Ancien Régime, Austria, Encyclopédie, Franz I, French Revolution, Holy Roman Emperor Franz I, Holy Roman Empire, Louis XVI of France, Maria Theresa, Marie Antoinette, Rousseau, The Enlightenment
On May 10, 1774 King Louis XV of France and Navarre died after a reign of 59 years leaving the throne to his grandson who became King Louis XVI of France and Navarre. Tracking the fall of Louis XVI isn’t always easy because proving that one event caused another can be rather difficult to prove. However, there were a few things that do weight heavily in the direction of Louis’ downfall.
Louis came to the throne amidst many changes in Europe and France in particular. This was the Age of Enlightenment when things such as tradition and religion were being questioned in favor of reason, individualism and along with the scientific method were being explored with the goal of changing society. Skepticism and intellectualism were being praised as logic and empiricism was now the yardstick in measuring knowledge and wisdom. In France, the Enlightenment ideas were discussed in salons all over Paris and larger cities which culminated in the great Encyclopédie (1751–72) edited by Denis Diderot (1713–1784) and Jean le Rond d’Alembert (1717–1783). This historic tome was developed with contributions by leading intellectuals, notably Voltaire (1694–1778), Rousseau (1712–1778) and Montesquieu (1689–1755).

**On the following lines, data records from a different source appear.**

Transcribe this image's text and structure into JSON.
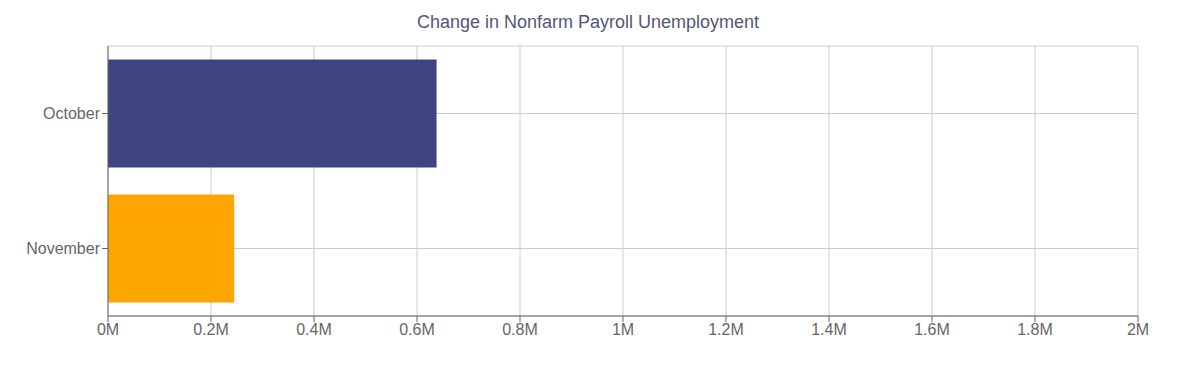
{
  "chart_data": {
    "type": "bar",
    "orientation": "horizontal",
    "title": "Change in Nonfarm Payroll Unemployment",
    "categories": [
      "October",
      "November"
    ],
    "values": [
      638000,
      245000
    ],
    "colors": [
      "#3d4480",
      "#ffa500"
    ],
    "xlim": [
      0,
      2000000
    ],
    "xticks": [
      {
        "value": 0,
        "label": "0M"
      },
      {
        "value": 200000,
        "label": "0.2M"
      },
      {
        "value": 400000,
        "label": "0.4M"
      },
      {
        "value": 600000,
        "label": "0.6M"
      },
      {
        "value": 800000,
        "label": "0.8M"
      },
      {
        "value": 1000000,
        "label": "1M"
      },
      {
        "value": 1200000,
        "label": "1.2M"
      },
      {
        "value": 1400000,
        "label": "1.4M"
      },
      {
        "value": 1600000,
        "label": "1.6M"
      },
      {
        "value": 1800000,
        "label": "1.8M"
      },
      {
        "value": 2000000,
        "label": "2M"
      }
    ],
    "grid": true
  }
}
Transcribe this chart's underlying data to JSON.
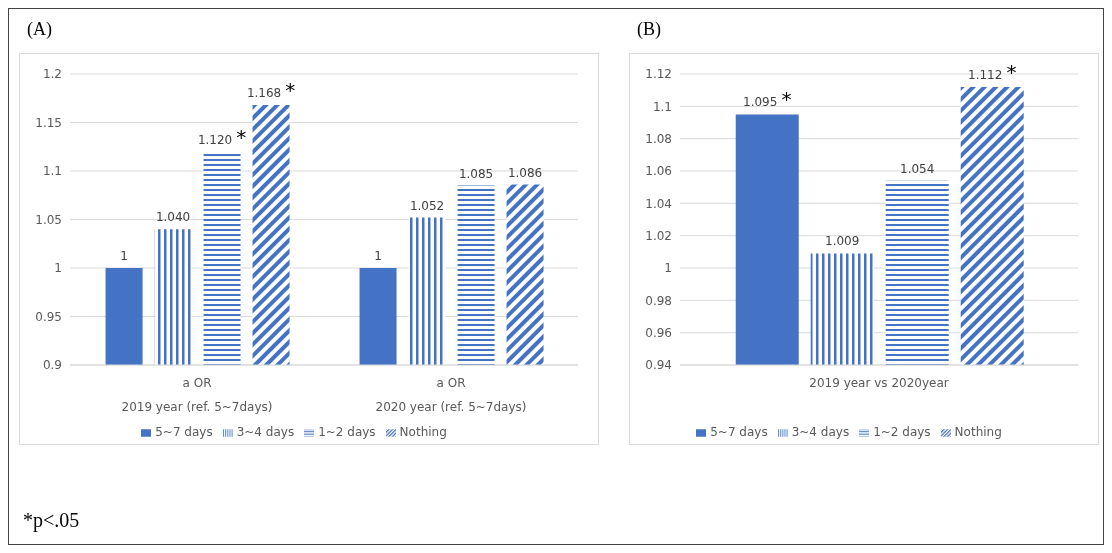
{
  "chart_data": [
    {
      "type": "bar",
      "title": "(A)",
      "categories": [
        "a OR\n2019 year (ref. 5~7days)",
        "a OR\n2020 year (ref. 5~7days)"
      ],
      "series": [
        {
          "name": "5~7 days",
          "color": "#4472c4",
          "values": [
            1,
            1
          ],
          "value_labels": [
            "1",
            "1"
          ]
        },
        {
          "name": "3~4 days",
          "color": "#4472c4",
          "values": [
            1.04,
            1.052
          ],
          "value_labels": [
            "1.040",
            "1.052"
          ]
        },
        {
          "name": "1~2 days",
          "color": "#4472c4",
          "values": [
            1.12,
            1.085
          ],
          "value_labels": [
            "1.120 *",
            "1.085"
          ]
        },
        {
          "name": "Nothing",
          "color": "#4472c4",
          "values": [
            1.168,
            1.086
          ],
          "value_labels": [
            "1.168 *",
            "1.086"
          ]
        }
      ],
      "ylim": [
        0.9,
        1.2
      ],
      "yticks": [
        0.9,
        0.95,
        1,
        1.05,
        1.1,
        1.15,
        1.2
      ],
      "grid": "y",
      "legend": "bottom",
      "annotations": [
        "*p<.05"
      ]
    },
    {
      "type": "bar",
      "title": "(B)",
      "categories": [
        "2019 year vs 2020year"
      ],
      "series": [
        {
          "name": "5~7 days",
          "color": "#4472c4",
          "values": [
            1.095
          ],
          "value_labels": [
            "1.095 *"
          ]
        },
        {
          "name": "3~4 days",
          "color": "#4472c4",
          "values": [
            1.009
          ],
          "value_labels": [
            "1.009"
          ]
        },
        {
          "name": "1~2 days",
          "color": "#4472c4",
          "values": [
            1.054
          ],
          "value_labels": [
            "1.054"
          ]
        },
        {
          "name": "Nothing",
          "color": "#4472c4",
          "values": [
            1.112
          ],
          "value_labels": [
            "1.112 *"
          ]
        }
      ],
      "ylim": [
        0.94,
        1.12
      ],
      "yticks": [
        0.94,
        0.96,
        0.98,
        1,
        1.02,
        1.04,
        1.06,
        1.08,
        1.1,
        1.12
      ],
      "grid": "y",
      "legend": "bottom"
    }
  ]
}
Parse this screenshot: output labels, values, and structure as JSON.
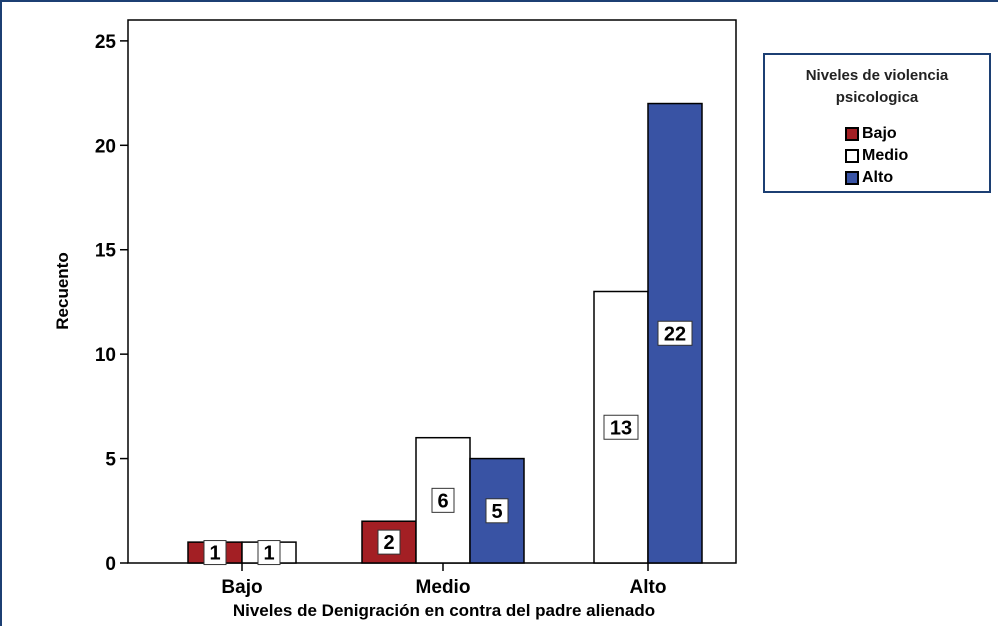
{
  "chart_data": {
    "type": "bar",
    "categories": [
      "Bajo",
      "Medio",
      "Alto"
    ],
    "series": [
      {
        "name": "Bajo",
        "color": "#a31f24",
        "values": [
          1,
          2,
          0
        ]
      },
      {
        "name": "Medio",
        "color": "#ffffff",
        "values": [
          1,
          6,
          13
        ]
      },
      {
        "name": "Alto",
        "color": "#3953a4",
        "values": [
          0,
          5,
          22
        ]
      }
    ],
    "yticks": [
      0,
      5,
      10,
      15,
      20,
      25
    ],
    "ylim": [
      0,
      26
    ],
    "xlabel": "Niveles de Denigración en contra del padre alienado",
    "ylabel": "Recuento",
    "legend": {
      "title_line1": "Niveles de violencia",
      "title_line2": "psicologica",
      "position": "top-right"
    },
    "grid": false
  }
}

The ideals heavily influenced Louis’ early reign and he attempted reforms that agreed with these principles. These reforms included efforts to abolish serfdom, remove the taille, and increase tolerance toward non-Catholics. The reaction by the more tradition bound and conservative French nobility angrily opposed their implementation with great success. The failure to enforce his reforms increased discontent among the common people who felt that Louis should have been bold in his leadership when confronting the French Nobility.
During the early part of his reign came the American Revolution from Great Britain, France’s long time enemy. The American Revolution was also influenced by Age of Enlightenment ideals which Louis supported. From 1776 Louis XVI actively supported the North American colonists, by supplying troops, food and money. The French were very instrumental in assisting the colonies in their war for independence which was realized in the 1783 Treaty of Paris. Although the French were triumphant against Britain, the ensuing debt and financial crisis contributed to the unpopularity of the Ancien Régime which culminated at the Estates-General of 1789 for the first time in over one hundred years.
Although Louis was favorable toward Enlightenment ideals he was still an absolute monarch and the principles of absolute monarchy were also well instilled within him and his queen, Marie-Antoinette. I could do a whole series on Marie-Antoinette and in the future I am sure I will. Louis married Marie-Antoinette when she was only 15 and he was 16. I am that placing these strangers together at such a young age contributed to their development. Part of the Palace system was living in isolation at court which helped them live lives cut off from the common people and their circumstances.
Maria Antonia Josepha was born an Archduchess of Austria, was Dauphine of France from 1770 to 1774 and Queen of France and Navarre from 1774 to 1792. She was the fifteenth and penultimate child of Holy Roman Empress Maria Theresa, Archduchess of Austria and Holy Roman Emperor Franz I. Was she the villain revolutionaries made her out to be? Was she a victim of her times? That is a question for another blog entry. The French people initially fell in love with the young princess from Austria, but after a few scandals and rumors of her extravagant lifestyle she became very disliked among the French population. As we shall see in the final chapter her greatest ‘sin” is that helped her husband and herself in their own downfall was the principles of absolute monarchy which helped place her and Louis so out of touch with the people and their times.